People have laid flowers and candles at the scene of his murder and a memorial march is planned through Moscow, with other commemorative events scheduled across the country and abroad.
Mr Nemtsov, a fierce critic of Russian President Vladimir Putin, was shot four times in the back just a day-and-a-half before he was due to lead a protest against Mr Putin's rule.
The 55-year-old, a former deputy prime minister in Boris Yeltsin's government, had been walking across the Moskvoretsky Bridge with his Ukrainian model girlfriend when he was killed.
Among those paying respect was US ambassador John Tefft, who laid a wreath with a ribbon saying: "From the American people."
He said he had come to "honour the memory of a man who we knew as a government official, as a politician and, for many Americans, as a friend".
He added: "We are here today to honour his memory, the values for which he stood and to express our hope for the future that some of the dreams that Boris Nemtsov had will come true in Russia."
The commemorations have not been without controversy however.

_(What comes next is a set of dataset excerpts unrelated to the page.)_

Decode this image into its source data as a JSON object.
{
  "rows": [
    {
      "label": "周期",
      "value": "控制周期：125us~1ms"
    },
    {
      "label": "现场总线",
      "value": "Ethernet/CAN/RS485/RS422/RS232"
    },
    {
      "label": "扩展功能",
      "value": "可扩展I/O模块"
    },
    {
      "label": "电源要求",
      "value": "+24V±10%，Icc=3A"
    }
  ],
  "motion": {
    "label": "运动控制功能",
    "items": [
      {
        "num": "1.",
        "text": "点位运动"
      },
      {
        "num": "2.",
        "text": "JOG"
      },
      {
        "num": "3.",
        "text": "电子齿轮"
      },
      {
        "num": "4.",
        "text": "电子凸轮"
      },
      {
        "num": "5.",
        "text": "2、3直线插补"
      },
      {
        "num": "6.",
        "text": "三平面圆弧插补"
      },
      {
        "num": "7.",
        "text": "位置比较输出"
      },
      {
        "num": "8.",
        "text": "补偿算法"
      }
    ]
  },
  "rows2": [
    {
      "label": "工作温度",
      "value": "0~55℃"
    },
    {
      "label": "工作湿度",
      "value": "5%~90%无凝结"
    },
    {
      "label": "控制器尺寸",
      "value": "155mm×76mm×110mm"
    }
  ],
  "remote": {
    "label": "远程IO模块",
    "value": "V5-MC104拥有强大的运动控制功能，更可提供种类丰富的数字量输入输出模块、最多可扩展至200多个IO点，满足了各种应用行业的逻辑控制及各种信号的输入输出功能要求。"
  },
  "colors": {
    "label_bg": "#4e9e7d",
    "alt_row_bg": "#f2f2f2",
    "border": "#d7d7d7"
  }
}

Dmitry Gudkov, one of the few independent voices in the Russian parliament's lower house, said the suggestion of a moment of silence in Mr Nemtsov's memory was refused by most other deputies.
While the march has been allowed to go ahead, people have been forbidden from marching to the bridge where Mr Nemtsov's supporters have tried to maintain a shrine to him.
Five Chechens are awaiting trial for what prosecutors say was a contract killing planned over many months.
But Mr Nemtsov's family blame Chechnya's Moscow-backed strongman Ramzan Kadyrov and the Kremlin itself, saying authorities have failed to bring the masterminds of the killing to justice.